Collectively, these validation results demonstrate that the CNN1-1 model delivers robust predictive performance with high accuracy, minimal bias, and strong generalization ability.
4. Discussion
This study demonstrates the feasibility and effectiveness of integrating HSI with CNNs for predicting chlorophyll a + b content in grapevine leaves. By employing the VGG16-U-Net model for hyperspectral image segmentation, the approach enables the automatic extraction of leaf regions and reduces background noise interference—offering a distinct advantage over many traditional spectral studies that rely on manual region selection.

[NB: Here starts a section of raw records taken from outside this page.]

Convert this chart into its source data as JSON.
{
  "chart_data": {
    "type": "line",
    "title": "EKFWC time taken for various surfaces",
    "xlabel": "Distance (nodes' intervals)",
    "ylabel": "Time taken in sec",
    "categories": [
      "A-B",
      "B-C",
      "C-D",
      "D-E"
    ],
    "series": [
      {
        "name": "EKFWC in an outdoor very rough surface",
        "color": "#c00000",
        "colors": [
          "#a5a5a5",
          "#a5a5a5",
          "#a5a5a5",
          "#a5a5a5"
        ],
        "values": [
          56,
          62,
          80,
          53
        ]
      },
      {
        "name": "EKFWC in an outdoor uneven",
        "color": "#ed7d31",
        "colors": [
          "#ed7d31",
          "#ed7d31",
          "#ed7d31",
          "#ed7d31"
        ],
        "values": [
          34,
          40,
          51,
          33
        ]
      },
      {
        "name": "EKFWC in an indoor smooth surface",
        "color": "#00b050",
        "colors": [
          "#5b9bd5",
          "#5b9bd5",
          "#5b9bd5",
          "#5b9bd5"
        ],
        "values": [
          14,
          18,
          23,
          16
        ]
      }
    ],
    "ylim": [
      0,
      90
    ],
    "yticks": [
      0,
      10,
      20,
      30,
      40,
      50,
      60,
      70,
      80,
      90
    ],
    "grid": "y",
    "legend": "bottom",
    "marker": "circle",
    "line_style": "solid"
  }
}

For spectral preprocessing, spectral preprocessing methods such as FFT, SNV + FD, MSC + FD, SNV + FFT, and MSC + FFT significantly enhanced the prediction accuracy of
chlorophyll a + b content. However, some methods, such as SNV, MSC, SD, and SNV + SD, actually reduced model performance. The proper choice of preprocessing is difficult to assess prior to model validation [
43]. Although previous studies have predominantly employed common preprocessing methods such as SNV or FD, our findings reveal that FFT preprocessing—despite being less commonly used—produced the most effective results. This suggests that frequency-domain transformations can effectively capture periodic or structural patterns in the spectral data that are associated with chlorophyll concentration. Such information may not be readily apparent in the original or derivative spectra, highlighting the potential of FFT as a valuable preprocessing technique for spectral regression tasks.

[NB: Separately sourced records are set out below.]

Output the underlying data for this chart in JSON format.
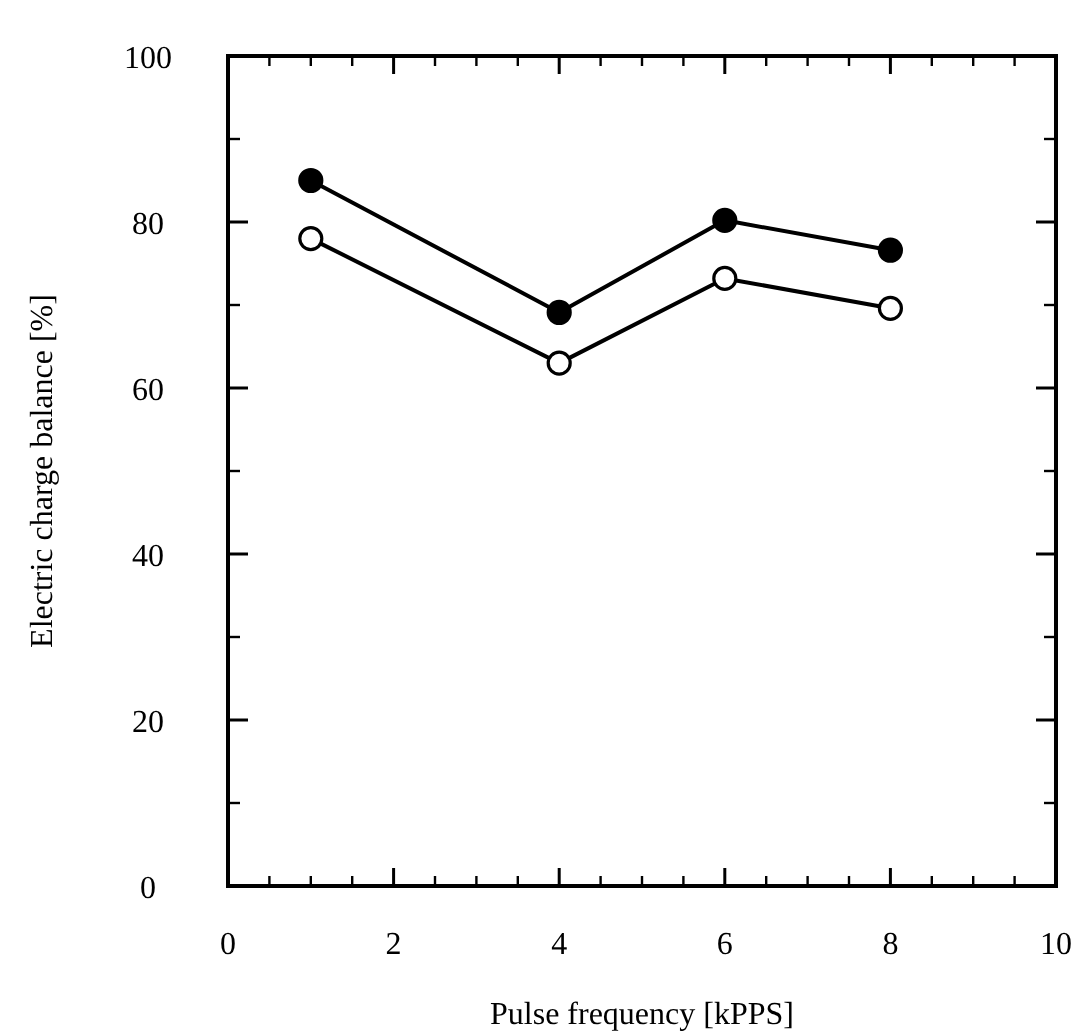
{
  "chart_data": {
    "type": "line",
    "xlabel": "Pulse frequency [kPPS]",
    "ylabel": "Electric charge balance [%]",
    "x": [
      1,
      4,
      6,
      8
    ],
    "series": [
      {
        "color": "#000000",
        "values": [
          85,
          69.1,
          80.2,
          76.6
        ]
      },
      {
        "color": "#000000",
        "values": [
          78,
          63,
          73.2,
          69.6
        ]
      }
    ],
    "xlim": [
      0,
      10
    ],
    "xticks": [
      0,
      2,
      4,
      6,
      8,
      10
    ],
    "ylim": [
      0,
      100
    ],
    "yticks": [
      0,
      20,
      40,
      60,
      80,
      100
    ],
    "grid": false,
    "marker": "circle",
    "line_style": "solid"
  }
}
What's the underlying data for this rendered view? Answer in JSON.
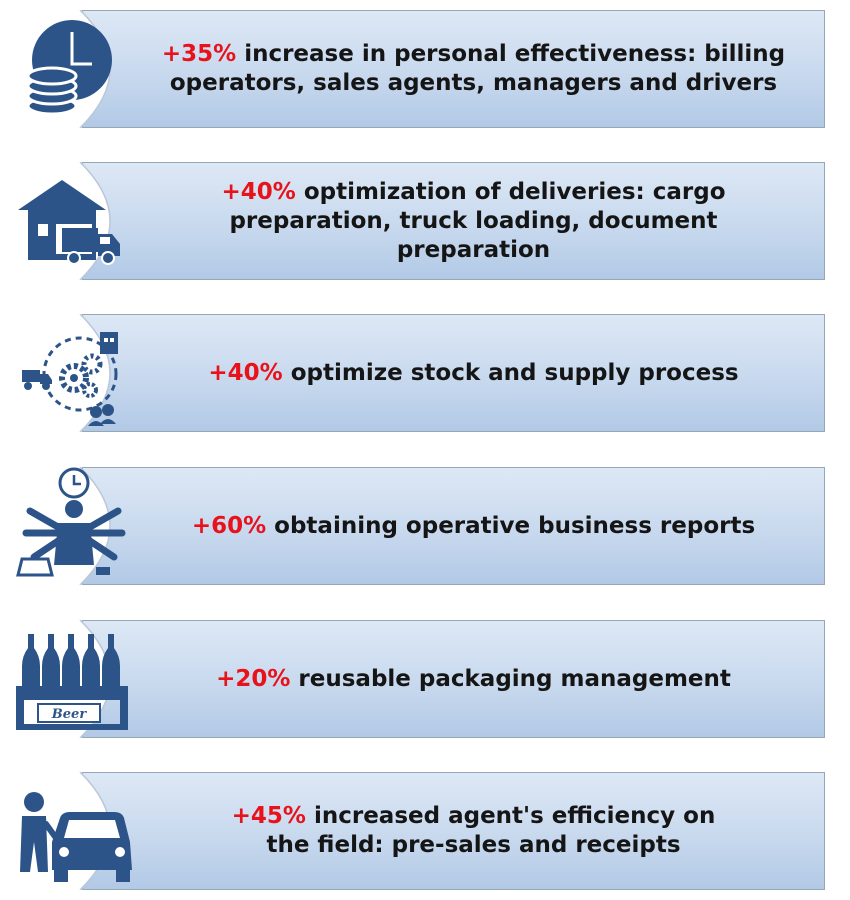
{
  "colors": {
    "accent": "#e8121b",
    "icon_blue": "#2d5489",
    "panel_top": "#dde8f5",
    "panel_bottom": "#b2c9e6"
  },
  "items": [
    {
      "icon": "clock-coins-icon",
      "percent": "+35%",
      "text": " increase in personal effectiveness: billing operators, sales agents, managers and drivers"
    },
    {
      "icon": "warehouse-truck-icon",
      "percent": "+40%",
      "text": " optimization of deliveries: cargo preparation, truck loading, document preparation"
    },
    {
      "icon": "supply-chain-gears-icon",
      "percent": "+40%",
      "text": " optimize stock and supply process"
    },
    {
      "icon": "multitasking-person-icon",
      "percent": "+60%",
      "text": " obtaining operative business reports"
    },
    {
      "icon": "beer-crate-icon",
      "percent": "+20%",
      "text": " reusable packaging management"
    },
    {
      "icon": "agent-car-icon",
      "percent": "+45%",
      "text": " increased agent's efficiency on the field: pre-sales and receipts"
    }
  ]
}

Interestingly, the shallow CNN architecture (CNN1-1) outperformed deeper and more complex models, indicating that increased network depth or complexity does not necessarily lead to improved performance—especially when feature extraction is already supported by appropriate preprocessing and ROI segmentation. This finding may be attributed to the relatively small sample size in this study, where deeper networks are more prone to overfitting.
To further evaluate the performance of the proposed VGG16-U-Net-FFT-CNN1-1 framework for chlorophyll content prediction, we compared its results with those reported in previous studies that also utilized hyperspectral imaging for chlorophyll estimation. As shown in
Table 9, the proposed VGG16-U-Net-FFT-CNN1-1 framework outperformed the models developed by Ye et al. [
15], Yang et al. [
16], and Wang et al. [
17], offering a novel and more effective approach to chlorophyll content prediction.
From a practical perspective, this approach offers a non-destructive, efficient, and scalable solution for monitoring plant physiological traits. Within the context of precision agriculture, these models could be embedded into field-deployable platforms to support rapid chlorophyll diagnostics, facilitate nutrient management, and enable early stress detection. However, this study was based on hyperspectral data collected at a single time point. Future work will focus on expanding the dataset to encompass the entire growth cycle of grapevines, enabling the model to be generalized across different developmental stages. Additionally, this research will not be limited to chlorophyll content but will also focus on other plant physiological and biochemical indicators—such as nitrogen content, leaf water status, and disease markers—in order to establish a more comprehensive and integrated crop monitoring framework. In addition, future research will consider other crops of higher economic value and scientific significance.